In Evans v. Scott, 89 Pa. 136, the distinction is plainly made between the earlier cases of Clow v. Woods, 5 S. & R. 275; Babb v. Clemson, 10 S. & R. 419; Hoffner v. Clark, 5 Wharton, 545; Brawn v. Keller, 43 Pa. 104; Steelwagon v. Jeffries, 44 Pa. 407; and the line of cases which to some extent modified them, many of which are reviewed in McKibbin v. Martin, supra, and Evans v. Scott, decides “ the question should have been submitted to the jury, whether the change of possession was actual or bona fide, not pretended, deceptive and collusive, and *507whether such change of possession was all that could reasonably be expected of the vendor, talcing into view the character and situation of the property and the relations of the parties.” The same language is adopted and followed in Goddard et al. v. Weil, 165 Pa. 419.

In Stephens v. Gifford, 137 Pa. 219, an able, exhaustive and convincing review of the decisions is presented with special significance, showing the necessity for applying legal principles to proven facts, instead of making a single standard of duty or liability for every case.

In Crawford v. Davis, 99 Pa. 576, it is said: “No such change of possession as will defeat the fair and honest object of the parties is required,” and followed in Cessna v. Nimick, 113 Pa. 70.

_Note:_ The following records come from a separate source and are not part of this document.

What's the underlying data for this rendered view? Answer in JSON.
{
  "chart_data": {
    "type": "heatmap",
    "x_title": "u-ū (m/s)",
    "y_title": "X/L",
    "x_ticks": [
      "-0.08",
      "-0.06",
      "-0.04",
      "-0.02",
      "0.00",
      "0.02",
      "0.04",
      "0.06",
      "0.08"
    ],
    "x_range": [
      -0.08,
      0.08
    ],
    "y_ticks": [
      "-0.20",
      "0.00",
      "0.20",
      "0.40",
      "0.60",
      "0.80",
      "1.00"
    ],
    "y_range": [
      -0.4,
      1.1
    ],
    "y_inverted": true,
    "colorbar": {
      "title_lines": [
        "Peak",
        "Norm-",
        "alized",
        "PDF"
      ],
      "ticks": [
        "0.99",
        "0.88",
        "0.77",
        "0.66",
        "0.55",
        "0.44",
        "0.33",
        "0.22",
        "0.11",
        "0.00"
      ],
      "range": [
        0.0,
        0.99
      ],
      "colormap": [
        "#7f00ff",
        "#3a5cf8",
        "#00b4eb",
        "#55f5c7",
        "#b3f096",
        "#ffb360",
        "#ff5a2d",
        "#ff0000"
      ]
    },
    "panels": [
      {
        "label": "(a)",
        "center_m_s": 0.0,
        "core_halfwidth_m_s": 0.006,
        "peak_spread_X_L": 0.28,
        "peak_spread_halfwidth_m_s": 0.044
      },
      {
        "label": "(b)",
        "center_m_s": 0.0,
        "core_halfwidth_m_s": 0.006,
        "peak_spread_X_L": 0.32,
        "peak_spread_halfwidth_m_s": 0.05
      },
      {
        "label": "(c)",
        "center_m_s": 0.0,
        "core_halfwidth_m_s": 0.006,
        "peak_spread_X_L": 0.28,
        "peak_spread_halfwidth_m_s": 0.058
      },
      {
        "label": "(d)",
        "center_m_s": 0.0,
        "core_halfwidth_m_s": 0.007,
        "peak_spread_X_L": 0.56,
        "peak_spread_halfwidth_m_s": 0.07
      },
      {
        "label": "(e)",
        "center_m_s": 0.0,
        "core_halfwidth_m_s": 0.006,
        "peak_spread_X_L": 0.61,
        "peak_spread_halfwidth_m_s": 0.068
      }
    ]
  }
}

And in McGuire v. James, 143 Pa. 521, the present Chief Justice says: “ The alleged insufficiency of plaintiff’s possession, or whether there was in fact such change of ownership and possession as under the circumstances could reasonably be expected, talcing into view the character and situation of the property and relations of the parties, was a question of fact for the jury, and not one of law exclusively for the court.”

In Garretson v. Hackenberg, 144 Pa. 107, even broader ground is taken : “ It is quite true that a more formal delivery of the property could have been made. The several kinds of property might have been collected together, and after a formal delivery of the possession thereof to the plaintiff by Burt, the latter might have withdrawn from the premises entirely, and a new manager might have been placed in charge; but in view of the character and situation of the property, the use that was being made of it, etc., no such ceremony was necessary to a valid sale and delivery thereof, even as against other creditors of the vendor. Unusual and unnecessary formalities in such transactions are generally a badge of fraud, rather than of honesty.” This was followed in Janney v. Howard, 150 Pa. 339, and the supporting opinion in Bell v. McCloskey, 155 Pa. 319: “It is quite true that a more formal delivery might have been made. .... It seems to us to be a mixed question of law and fact, and that if the jury were satisfied that the transaction was honest and for a valuable consideration, followed by acts intended to transfer the possession as well as the title, and that *508the vendee assumed such control of the property as reasonably indicated a change of ownership, the transaction must stand.”

The case should be reversed, but another trial should be had to submit to a jury the whole question under proper instructions.

To hold this sale fraudulent in law under its facts, practically precludes the usual and ordinary transfers of personal property of like kind between parties living together or standing in near relations of business or affinity, and in effect nullifies the distinctions recognized by Clow v. Woods, McKibbin v. Martin, Bell v. McCloskey, and many others.

Rice, P. J., and Beavek, J., concur.